/domsi

Primary LanguageTypeScriptMIT LicenseMIT

Domsi

Domsi is a powerful web scraping library that allows you to query HTML elements based on DOM hierarchy, element attributes, and CSS styles. Works across *all* automated browsers, so long as they allow execution of arbitrary JavaScript. That includes non-Node.JS browsers such as Selenium too!

Installation

For Node.JS projects

Run npm install domsi.

For non-Node.JS projects

Download /build/index.source.js and put that into your source code as a string. Evaluate the string in your automated browser before running Domsi queries.

Usage

For Node.JS projects

You can use Domsi by importing initDomsi from the domsi module. In the following example, we’re using the puppeteer library to interface with the browser.

const { initDomsi } = require('domsi');
const puppeteer = require('puppeteer');

(async () => {
    // Load page with Puppeteer
    const browser = await puppeteer.launch();
    const page = await browser.newPage();
    await page.goto('https://www.google.com/');

    // Initialize domsi in the browser page
    await page.evaluate(initDomsi());

    // Query the selector in the browser page
    // and return results
    const results = await page.evaluate(() => {
        return domsi.findAll({ tagName: 'img' }).map((result) => result.node.getAttribute('src'));
    });
    console.log(results);

    // Close Puppeteer
    await browser.close();
})();

Aliasing Domsi With A Different Variable Name

If you know the web page you’re scraping has an existing variable named domsi, then you can pass in a variable name in initDomsi to initialize it under a different variable name.

await page.evaluate(initDomsi('domsiAlias'));

await page.evaluate(() => {
    return domsiAlias.findAll({ tagName: 'img' }).map((result) => result.node.getAttribute('src'));
});

Executing Domsi Anonymously

If you need to run a Domsi query without polluting the global environment, you can run it in an anonymous function. In this case, you no longer need to run the initDomsi function.

const { runDomsiAnonymously } = require('domsi');

...

await page.evaluate(runDomsiAnonymously((domsi) => {
    return domsi.findAll({ tagName: 'img' }).map((result) => result.node.getAttribute('src'));
}));

When called like this, the Domsi library will be initialized in an anonymous function and the query is executed there. Each call will have to re-initialize the Domsi library, so if performance is critical, you are advised to use initDomsi.

For non-Node.JS projects

Load the Domsi source file in your project and evaluate it in your automated browser before running Domsi queries. Here is an example in Python 3.

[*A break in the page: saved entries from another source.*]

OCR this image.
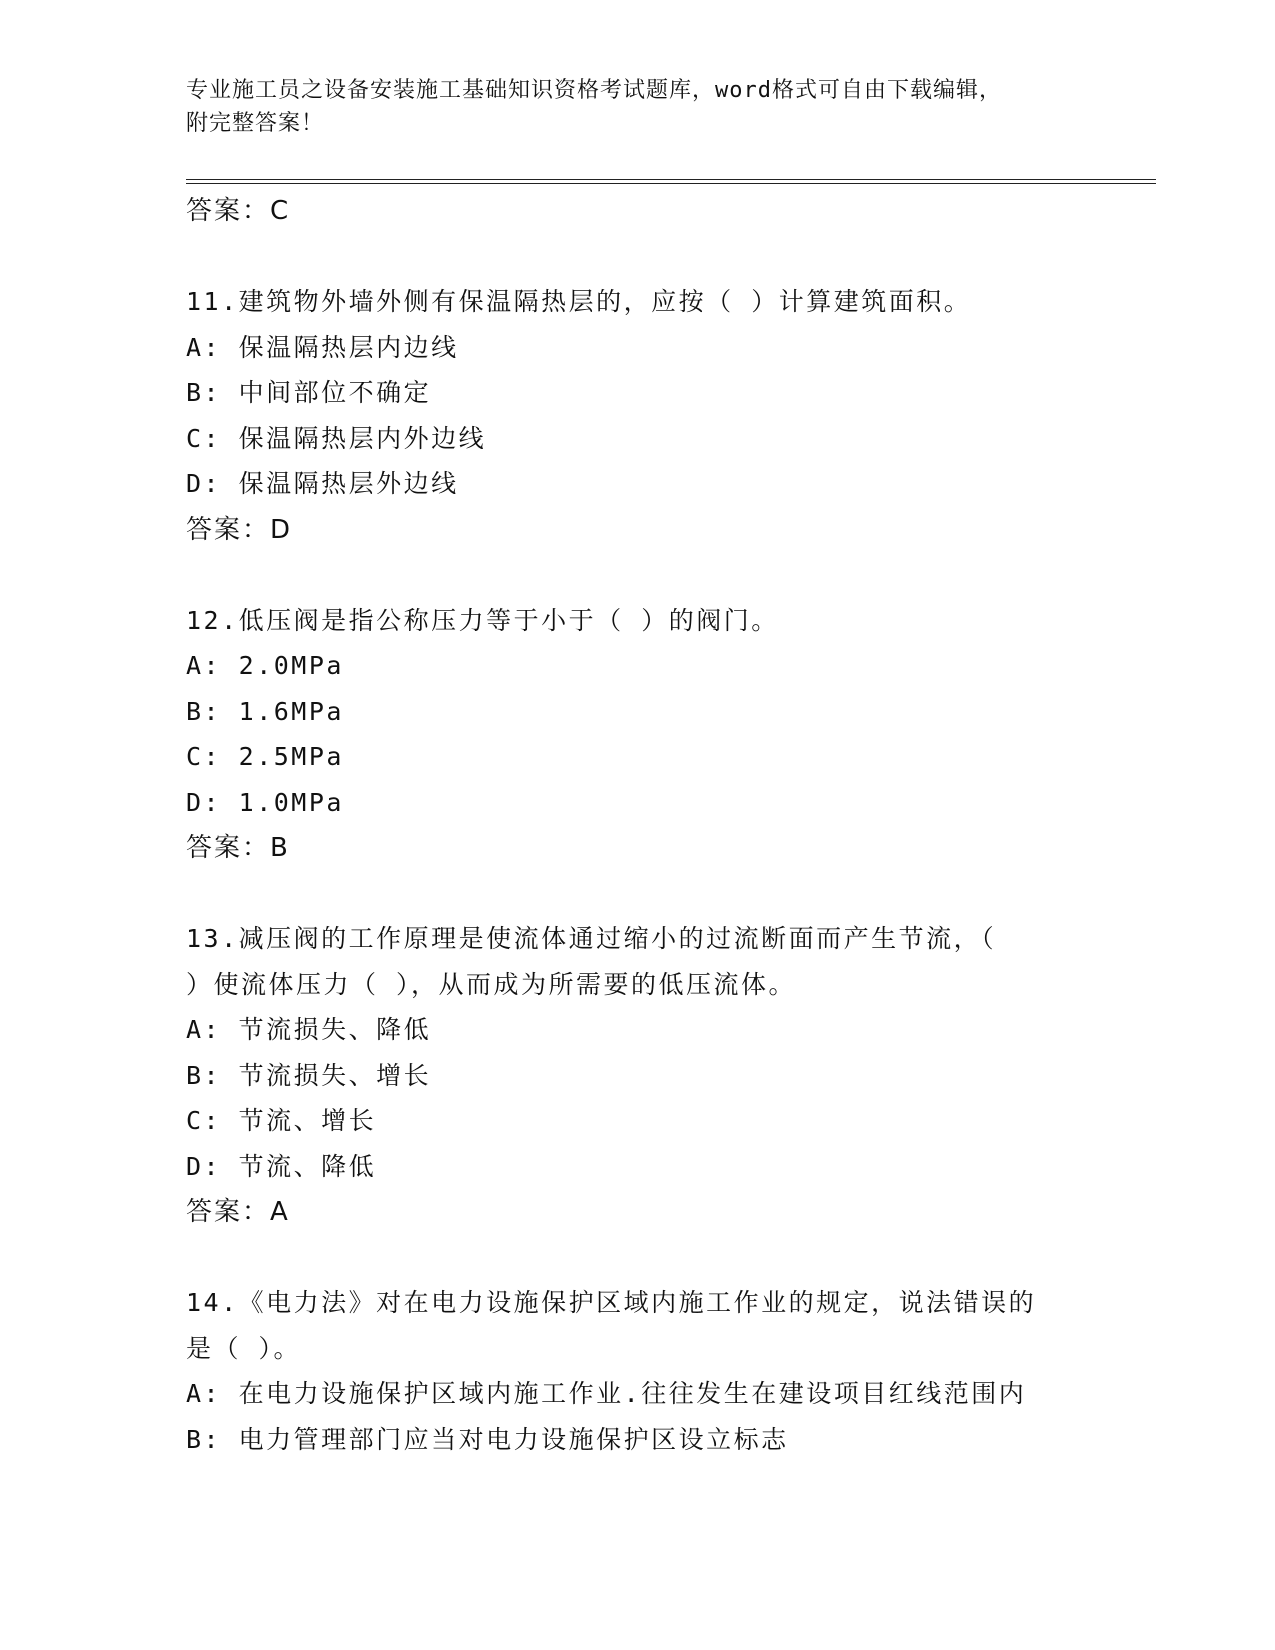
专业施工员之设备安装施工基础知识资格考试题库，word格式可自由下载编辑，
附完整答案！
答案：C
11.建筑物外墙外侧有保温隔热层的，应按（ ）计算建筑面积。
A: 保温隔热层内边线
B: 中间部位不确定
C: 保温隔热层内外边线
D: 保温隔热层外边线
答案：D
12.低压阀是指公称压力等于小于（ ）的阀门。
A: 2.0MPa
B: 1.6MPa
C: 2.5MPa
D: 1.0MPa
答案：B
13.减压阀的工作原理是使流体通过缩小的过流断面而产生节流，（
）使流体压力（ ），从而成为所需要的低压流体。
A: 节流损失、降低
B: 节流损失、增长
C: 节流、增长
D: 节流、降低
答案：A
14.《电力法》对在电力设施保护区域内施工作业的规定，说法错误的
是（ ）。
A: 在电力设施保护区域内施工作业.往往发生在建设项目红线范围内
B: 电力管理部门应当对电力设施保护区设立标志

from selenium import webdriver

domsi_src = '''Import Domsi source here'''

driver = webdriver.Chrome()
driver.get("https://www.google.com/")
driver.execute_script(domsi_src + 'window.domsi=domsi;')
results = driver.execute('''
    return domsi.findAll({ tagName: 'img' })
        .map((result) => result.node.getAttribute('src'));
''')
print(results)

driver.close()

If I have the time, I will make a Python wrapper for initDomsi and runDomsiAnonymously too.

Query Selector

domsi.find(domsiSelector, [element]) Returns a DomsiObject that represents the first element matched. If element is specified, the selector will only search for children of the element (including itself).

domsi.findAll(domsiSelector, [element]) Identical to domsi.find, except it returns all elements matched.

Under the hood, domsi.find calls domsi.findAll and returns the first element.

DomsiObject

All matches returned by domsi.find and domsi.findAll are DomsiObjects. They take on the following structure:

{
    node: HTMLNode;
    children: {
        [name: string]: DomsiObject | DomsiObject[];
    };
}

Documentation on the children returned can be found in DomsiChildrenSelector.